[pdm-devel] RFC: Synchronizing configuration changes across remotes

Tue Feb 4 11:34:25 CET 2025

On 2/3/25 18:02, Thomas Lamprecht wrote:
> Yeah, digest is not giving you anything here, at least for anything that
> consists of more than one change; and adding a dedicated central API
> endpoint for every variant of batch update we might need seems hardly
> scalable nor like good API design.

Yes, although I've considered adding an endpoint for getting / setting
the whole SDN configuration at some point, but I've scrapped that since
it's unnecessary for what I'm currently implementing (adding single
zones / vnets / ...).

> Does it really require sweeping changes? I'd think modifications are
> already hedging against concurrent access now, so this should not mean
> we change to a completely new edit paradigm here.

We'd at least have to touch every non-read request in SDN to check for
the global lock - but yes, the wording is a bit overly dramatic. We
already have an existing lock_sdn_config, so adding another layer of
locking there shouldn't be an issue. If I decide to go for the .new
config route described below, this will be a bit more involved though.

> My thoughts when we talked was to go roughly for:
> Add a new endpoint that 1) ensure basic healthiness and 2) registers a
> lock for the whole, or potentially only some parts, of the SDN stack.
> This should work by returning a lock-cookie random string to be used by
> subsequent calls to do various updates in one go while ensuring nothing
> else can do so or just steal our lock.  Then check this lock centrally
> on any write-config and be basically done I think?

That was basically what I envisioned as the implementation for the
lock too.

> A slightly more elaborate variant might be to also split the edit step,
> i.e.
> 1. check all remotes and get lock
> 2. extend the config(s) with a section (or a separate ".new" config) for
>    pending changes, write all new changes to that.
> 3. commit the pending sections or .new config file.
> 
> With that you would have the smallest possibility for failure due to
> unrelated node/connection hickups and reduce the time gap for actually
> activating the changes. If something is off an admin even could manually
> apply these directly on the cluster/nodes.

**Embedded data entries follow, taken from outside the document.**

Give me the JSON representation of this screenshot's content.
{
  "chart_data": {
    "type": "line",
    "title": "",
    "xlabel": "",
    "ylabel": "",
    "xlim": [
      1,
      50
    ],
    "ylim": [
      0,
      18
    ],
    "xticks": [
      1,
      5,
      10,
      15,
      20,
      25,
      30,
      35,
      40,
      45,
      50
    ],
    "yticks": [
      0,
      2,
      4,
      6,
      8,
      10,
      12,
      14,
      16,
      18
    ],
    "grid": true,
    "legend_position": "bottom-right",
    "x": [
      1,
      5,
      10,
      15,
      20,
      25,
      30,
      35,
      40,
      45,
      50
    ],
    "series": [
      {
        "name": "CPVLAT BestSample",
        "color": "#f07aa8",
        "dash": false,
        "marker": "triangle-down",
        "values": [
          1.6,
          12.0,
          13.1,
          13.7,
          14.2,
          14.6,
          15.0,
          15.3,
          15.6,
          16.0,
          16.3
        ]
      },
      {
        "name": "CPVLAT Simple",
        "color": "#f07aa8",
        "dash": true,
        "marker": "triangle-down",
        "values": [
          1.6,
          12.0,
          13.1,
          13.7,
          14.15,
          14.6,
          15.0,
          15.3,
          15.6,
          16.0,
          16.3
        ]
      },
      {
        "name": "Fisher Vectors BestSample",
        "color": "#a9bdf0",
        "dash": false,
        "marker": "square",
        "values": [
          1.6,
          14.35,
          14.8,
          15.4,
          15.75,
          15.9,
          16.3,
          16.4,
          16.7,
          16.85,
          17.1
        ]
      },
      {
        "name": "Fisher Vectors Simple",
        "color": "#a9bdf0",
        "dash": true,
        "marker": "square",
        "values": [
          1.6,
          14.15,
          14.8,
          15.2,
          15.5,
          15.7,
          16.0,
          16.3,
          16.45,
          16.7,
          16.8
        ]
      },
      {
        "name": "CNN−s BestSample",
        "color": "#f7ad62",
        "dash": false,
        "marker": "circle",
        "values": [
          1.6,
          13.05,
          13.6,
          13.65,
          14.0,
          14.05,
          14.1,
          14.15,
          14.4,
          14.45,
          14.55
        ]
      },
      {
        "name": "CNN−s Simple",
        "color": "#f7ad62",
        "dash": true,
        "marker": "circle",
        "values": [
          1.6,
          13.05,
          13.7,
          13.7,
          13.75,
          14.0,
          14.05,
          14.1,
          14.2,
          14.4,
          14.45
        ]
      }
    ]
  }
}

This sounds like an even better idea, I'll look into how I could
implement that. As a first step, I think I'll simply go for the
lock-cookie approach, since we can always implement this more elaborate
approach on top of that.

>> * In case of failures on the PDM side it is harder to recover, since
>> it requires manual intervention (removing the lock manually).
> 
> Well, a partially rolled out SDN update might always be (relatively)
> hard to recover from; which approach would avoid that (and not require
> paxos, or raft level guarantees)?

One idea that came to my mind was automatic rollback after a timeout if
some health check on the PVE side fails, similar to when you change
resolution in a graphics driver.

> FWIW, we already got pmxcfs backed domain locks, which I added for the
> HA stack back in the day. These allow relatively cheaply to take a lock
> that only one pmxcfs instance (i.e., one node) at a time can hold.  Pair
> that with some local lock (e.g., flock, in single-process, many threads
> rust land it could be an even cheaper mutex) and you can quite simply
> and not to expensively lock edits – and I'd figure SDN modifications do
> not have _that_ high of a frequency to make performance here to critical
> for such locking to become a problem.

I'll look into those - thanks for the pointer.